Halley’s Comet is the most famous short period comet of our solar system, and returns every 75 or 76 years. The last time it flew by was in 1986, the next time will be in 2061. Right now Halley’s Comet is deep in the outer solar system (beyond Neptune!) but you will still be able to see little particles of it burn up into earths atmosphere twice a year during the Eta Aquarids and the Orionids meteor showers.
Each time it swings by the sun, solar heat vaporizes about 6(!) meters of ice and rock from the comet. The debris particles, about the size of sand grains, spread along the comet’s orbit, filling it with tiny meteoroids.
November 17: Leonids Meteor Shower#
The Leonids are not a very bright meteor shower, with an expected hourly rate of ~15 during the maximum.
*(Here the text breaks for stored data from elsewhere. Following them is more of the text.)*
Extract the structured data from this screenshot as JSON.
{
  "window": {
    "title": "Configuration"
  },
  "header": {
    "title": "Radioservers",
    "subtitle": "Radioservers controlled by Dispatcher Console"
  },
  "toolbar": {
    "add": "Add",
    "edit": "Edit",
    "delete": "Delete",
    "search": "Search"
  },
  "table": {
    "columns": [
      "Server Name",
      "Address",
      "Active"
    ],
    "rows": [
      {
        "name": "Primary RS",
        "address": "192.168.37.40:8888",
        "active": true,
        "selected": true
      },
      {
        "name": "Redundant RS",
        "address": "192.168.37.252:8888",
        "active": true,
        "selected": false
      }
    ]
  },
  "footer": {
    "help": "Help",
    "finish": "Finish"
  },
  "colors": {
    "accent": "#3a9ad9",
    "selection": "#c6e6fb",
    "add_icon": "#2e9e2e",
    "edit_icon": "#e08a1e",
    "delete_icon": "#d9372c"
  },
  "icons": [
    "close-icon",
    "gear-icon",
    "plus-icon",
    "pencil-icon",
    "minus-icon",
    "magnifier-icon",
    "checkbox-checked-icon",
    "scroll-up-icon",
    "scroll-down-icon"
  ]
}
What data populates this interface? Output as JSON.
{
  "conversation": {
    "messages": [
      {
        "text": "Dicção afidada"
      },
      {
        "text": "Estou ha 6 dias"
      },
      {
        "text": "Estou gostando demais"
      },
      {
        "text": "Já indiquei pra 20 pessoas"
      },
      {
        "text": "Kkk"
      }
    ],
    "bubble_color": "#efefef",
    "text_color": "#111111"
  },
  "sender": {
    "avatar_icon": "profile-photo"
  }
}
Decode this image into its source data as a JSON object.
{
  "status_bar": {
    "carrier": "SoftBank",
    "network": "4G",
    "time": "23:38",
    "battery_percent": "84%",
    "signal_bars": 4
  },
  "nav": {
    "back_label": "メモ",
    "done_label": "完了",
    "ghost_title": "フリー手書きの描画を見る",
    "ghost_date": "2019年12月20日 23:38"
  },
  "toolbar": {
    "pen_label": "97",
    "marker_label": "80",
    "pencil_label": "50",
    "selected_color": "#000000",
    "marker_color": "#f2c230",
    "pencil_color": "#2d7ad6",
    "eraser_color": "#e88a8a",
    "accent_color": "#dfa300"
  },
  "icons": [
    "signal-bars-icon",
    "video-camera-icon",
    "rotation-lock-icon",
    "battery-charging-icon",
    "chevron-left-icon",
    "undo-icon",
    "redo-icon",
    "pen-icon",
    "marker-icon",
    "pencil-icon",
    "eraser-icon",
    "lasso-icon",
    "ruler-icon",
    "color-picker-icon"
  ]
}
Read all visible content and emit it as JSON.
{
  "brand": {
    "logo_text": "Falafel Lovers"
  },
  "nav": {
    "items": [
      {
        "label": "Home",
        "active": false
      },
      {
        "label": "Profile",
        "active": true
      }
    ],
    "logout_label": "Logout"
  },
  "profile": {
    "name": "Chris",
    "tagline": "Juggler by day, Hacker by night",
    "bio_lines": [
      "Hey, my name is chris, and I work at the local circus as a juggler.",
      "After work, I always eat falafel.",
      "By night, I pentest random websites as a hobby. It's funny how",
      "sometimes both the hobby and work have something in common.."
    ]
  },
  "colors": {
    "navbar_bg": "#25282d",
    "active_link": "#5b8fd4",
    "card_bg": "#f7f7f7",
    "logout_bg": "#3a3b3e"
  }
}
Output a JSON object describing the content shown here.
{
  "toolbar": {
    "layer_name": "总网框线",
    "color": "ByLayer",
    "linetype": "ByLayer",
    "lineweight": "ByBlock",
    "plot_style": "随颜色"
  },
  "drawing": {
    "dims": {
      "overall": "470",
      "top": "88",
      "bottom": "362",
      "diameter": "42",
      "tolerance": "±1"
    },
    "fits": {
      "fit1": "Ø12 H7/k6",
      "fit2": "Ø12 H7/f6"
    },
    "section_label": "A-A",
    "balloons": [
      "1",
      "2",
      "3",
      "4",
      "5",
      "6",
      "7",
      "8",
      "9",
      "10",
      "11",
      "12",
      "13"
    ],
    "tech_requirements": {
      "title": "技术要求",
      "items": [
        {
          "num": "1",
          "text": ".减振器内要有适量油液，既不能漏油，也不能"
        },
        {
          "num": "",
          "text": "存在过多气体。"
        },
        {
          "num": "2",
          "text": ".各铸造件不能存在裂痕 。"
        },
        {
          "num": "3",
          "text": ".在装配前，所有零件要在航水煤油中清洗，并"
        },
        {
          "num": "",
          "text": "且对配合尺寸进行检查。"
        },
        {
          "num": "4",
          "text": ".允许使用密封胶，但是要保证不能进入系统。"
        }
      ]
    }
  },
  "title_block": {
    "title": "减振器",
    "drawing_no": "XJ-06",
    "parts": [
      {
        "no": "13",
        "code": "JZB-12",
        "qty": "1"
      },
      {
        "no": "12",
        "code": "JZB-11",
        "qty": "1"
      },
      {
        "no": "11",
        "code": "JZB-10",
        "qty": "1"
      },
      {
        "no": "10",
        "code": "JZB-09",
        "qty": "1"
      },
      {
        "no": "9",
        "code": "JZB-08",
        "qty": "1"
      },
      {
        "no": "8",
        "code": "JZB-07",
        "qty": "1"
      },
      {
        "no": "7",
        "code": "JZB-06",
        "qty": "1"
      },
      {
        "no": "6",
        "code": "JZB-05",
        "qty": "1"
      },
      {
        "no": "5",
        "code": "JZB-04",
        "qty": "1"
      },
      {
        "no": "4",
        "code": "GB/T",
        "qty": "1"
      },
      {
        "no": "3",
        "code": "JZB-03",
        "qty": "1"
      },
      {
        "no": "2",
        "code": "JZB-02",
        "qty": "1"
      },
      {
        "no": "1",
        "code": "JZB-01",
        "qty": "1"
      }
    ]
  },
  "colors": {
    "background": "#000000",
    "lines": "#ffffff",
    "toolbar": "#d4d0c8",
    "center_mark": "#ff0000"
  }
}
The peak of this shower from Hawaii will be November 17th just after midnight (01:00 AM).
The new moon happens only a few days at November 14th so the moon won’t be a problem in 2020. Happy stargazing!
December 13: Geminids Meteor Shower#
The Geminids are one of the three yearly “big” meteor showers with peak rates (again, under perfect viewing conditions) of over 100 / hour. 2020 is a GREAT year for this meteor shower.
December 21: Winter solstice#
This year on Hawaii, the winter solstice will take place on December 21st just after midnight (at 12:02 am HST).
The winter solstice represents the shortest day and thus the longest night on the Northern hemisphere. A solstice is an event that occurs twice each year as the Sun reaches its highest or lowest excursion relative to the celestial equator on the celestial sphere. You can read a more palatable explanation of exactly what a solstice is here.
The Hawaiian term for winter solstice is “Ka māuikiʻikiʻi o ka hoʻoilo” [source].